Cette temporalité si particulière, ce temps long nécessaire à ta pratique, semble créer une sorte de distance entre l'objet du travail (l'œuvre) et la personne qui le réalise (l'artiste, en l'occurrence toi). Pour raisonner en suivant ton exemple de cause à effet, je dirais que c'est comme si le maçon se dissociait du mur qu'il a bâti, allant jusqu'à se désolidariser de l'idée même de mur, se défaire de la finalité ou de l'objectif. Comme si chacune des briques, chacune des couches de mortier, dans leur unité, avaient autant si ce n'est plus d'importance que la cloison aboutie. Ta pratique est-elle un moyen pour toi d'arriver quelque-part ? Que reste-t-il de ce processus une fois qu'il a fait œuvre ? Autrement dit, quelle est ta brique ?
Ce que tu notes dans ta réponse, à savoir cette idée de se “désolidariser”, c'est certainement là où je veux en venir. Je cherche, au travers de mes pièces, l'autonomie. Mais je ne l'atteins jamais ! Je considère l'autonomie de l'œuvre comme un fantasme de l'histoire de l'art, et plus spécialement de l'histoire de l'art moderne. Les artistes, les critiques, le monde de l'art dans son ensemble a poussé l'œuvre à être un objet autonome, et ça n'a jamais fonctionné. L'autonomie fantasmagorique parfaite serait un objet lisible par n'importe qui, à n'importe quel moment de l'histoire, dans n'importe quel contexte - c'est grotesque. Je l'analyse comme un héritage de l'universalité kantienne. Avec la couche deleuzienne par-dessus, cette couche de discipline et de résistance, qui est aujourd'hui la vision prédominante de ce qu'est une bonne œuvre d'art.
Ces rapports à l'art ont modelé nos attitudes culturelles, et c'est avec elles que je travaille. Le processus est toujours là, je ne cherche jamais à le masquer. Ce que j'essaie de donner à voir, c'est un objet qui se suffirait à lui-même, mais ça ne veut pas dire qui serait le résultat ou le témoin d'un processus. D'ailleurs, ces objets ne sont jamais vraiment finis, jamais vraiment réussis - c'est aussi ce temps suspendu entre deux moments, celui de la recherche et celui de l'œuvre, qui m'intéresse. Ce moment où l'autonomie advient, mais n'est pas.

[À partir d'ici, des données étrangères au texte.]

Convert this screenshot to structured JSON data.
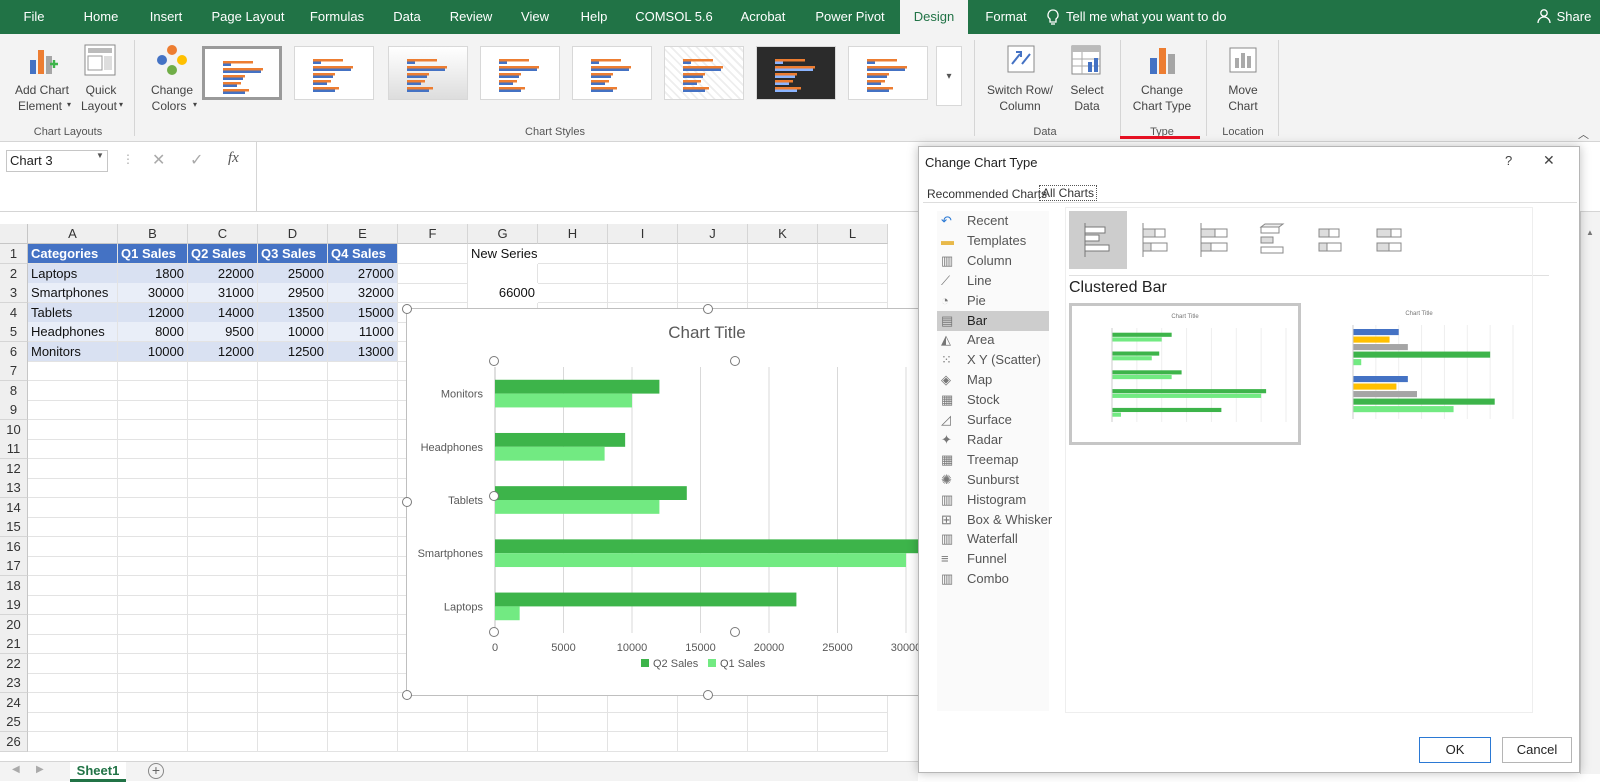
{
  "colors": {
    "excel_green": "#217346",
    "table_header": "#4472c4",
    "q2": "#3db44a",
    "q1": "#72ea82",
    "accent_red": "#e81123"
  },
  "menu": {
    "tabs": [
      "File",
      "Home",
      "Insert",
      "Page Layout",
      "Formulas",
      "Data",
      "Review",
      "View",
      "Help",
      "COMSOL 5.6",
      "Acrobat",
      "Power Pivot",
      "Design",
      "Format"
    ],
    "active": "Design",
    "tell_me": "Tell me what you want to do",
    "share": "Share"
  },
  "ribbon": {
    "add_chart_element": [
      "Add Chart",
      "Element"
    ],
    "quick_layout": [
      "Quick",
      "Layout"
    ],
    "change_colors": [
      "Change",
      "Colors"
    ],
    "switch_row_col": [
      "Switch Row/",
      "Column"
    ],
    "select_data": [
      "Select",
      "Data"
    ],
    "change_chart_type": [
      "Change",
      "Chart Type"
    ],
    "move_chart": [
      "Move",
      "Chart"
    ],
    "groups": {
      "chart_layouts": "Chart Layouts",
      "chart_styles": "Chart Styles",
      "data": "Data",
      "type": "Type",
      "location": "Location"
    }
  },
  "formula_bar": {
    "name_box": "Chart 3",
    "fx": "fx",
    "formula": ""
  },
  "sheet": {
    "columns": [
      "A",
      "B",
      "C",
      "D",
      "E",
      "F",
      "G",
      "H",
      "I",
      "J",
      "K",
      "L"
    ],
    "rows": [
      "1",
      "2",
      "3",
      "4",
      "5",
      "6",
      "7",
      "8",
      "9",
      "10",
      "11",
      "12",
      "13",
      "14",
      "15",
      "16",
      "17",
      "18",
      "19",
      "20",
      "21",
      "22",
      "23",
      "24",
      "25",
      "26"
    ],
    "headers": [
      "Categories",
      "Q1 Sales",
      "Q2 Sales",
      "Q3 Sales",
      "Q4 Sales"
    ],
    "data": [
      [
        "Laptops",
        "1800",
        "22000",
        "25000",
        "27000"
      ],
      [
        "Smartphones",
        "30000",
        "31000",
        "29500",
        "32000"
      ],
      [
        "Tablets",
        "12000",
        "14000",
        "13500",
        "15000"
      ],
      [
        "Headphones",
        "8000",
        "9500",
        "10000",
        "11000"
      ],
      [
        "Monitors",
        "10000",
        "12000",
        "12500",
        "13000"
      ]
    ],
    "g1": "New Series",
    "g3": "66000",
    "tab": "Sheet1"
  },
  "chart_data": {
    "type": "bar",
    "title": "Chart Title",
    "categories": [
      "Laptops",
      "Smartphones",
      "Tablets",
      "Headphones",
      "Monitors"
    ],
    "series": [
      {
        "name": "Q2 Sales",
        "values": [
          22000,
          31000,
          14000,
          9500,
          12000
        ]
      },
      {
        "name": "Q1 Sales",
        "values": [
          1800,
          30000,
          12000,
          8000,
          10000
        ]
      }
    ],
    "xlim": [
      0,
      35000
    ],
    "xticks": [
      "0",
      "5000",
      "10000",
      "15000",
      "20000",
      "25000",
      "30000"
    ],
    "legend": "bottom",
    "grid": true
  },
  "dialog": {
    "title": "Change Chart Type",
    "help": "?",
    "close": "✕",
    "tabs": [
      "Recommended Charts",
      "All Charts"
    ],
    "types": [
      "Recent",
      "Templates",
      "Column",
      "Line",
      "Pie",
      "Bar",
      "Area",
      "X Y (Scatter)",
      "Map",
      "Stock",
      "Surface",
      "Radar",
      "Treemap",
      "Sunburst",
      "Histogram",
      "Box & Whisker",
      "Waterfall",
      "Funnel",
      "Combo"
    ],
    "selected": "Bar",
    "subtype_title": "Clustered Bar",
    "preview_title": "Chart Title",
    "ok": "OK",
    "cancel": "Cancel"
  }
}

Si l'objet passe d'un état à un autre, s'il apparaît comme quelque chose d'autonome, est-ce précisément à l'instant où il est montré, comme une incarnation, un instantané, du temps long dont est fait ta pratique ? Je veux dire par là que, lorsque tu parles de prélèvement et de transformation, ça me donne l'idée d'un objet qui, parce qu'il peut devenir œuvre de par le travail, peut également être désœuvré une fois que l'étape de monstration est passée. Quel statut accordes-tu à l'exposition ?
Je crois que c'est cette question de l'exposition qui est au cœur de mon travail. Finalement, je fais des objets très variés, je n'ai pas de médium, pas de sujet… Si ce n'est celui de l'exposition. Car c'est en effet dans ce cadre là qu'on peut tester l'autonomie des objets. Mais pourtant, j'ai un mal fou avec l'idée même de l'exposition ! En tant que spectatrice, je prends un vrai plaisir à aller voir des expositions (je mets cela à peu près au même niveau que d'aller au cinéma pour un fan de cinéma, ou lire un livre pour un littéraire). C'est ma consommation culturelle numéro une. J'aime à la fois l'espace social et politique de l'exposition, à savoir être réuni dans un lieu qui est dédié à ça, en compagnie d'inconnu. Il y a un caractère événementiel à chaque instant dans une exposition. Personne ne voit vraiment la même chose. Et j'aime les spécificités de chacun de ces lieux. J'ai une passion pour la peinture abstraite contemporaine, et je crois que cette passion - au-delà du médium - vient clairement de la dimension spatiale de l'exposition que formule ce genre.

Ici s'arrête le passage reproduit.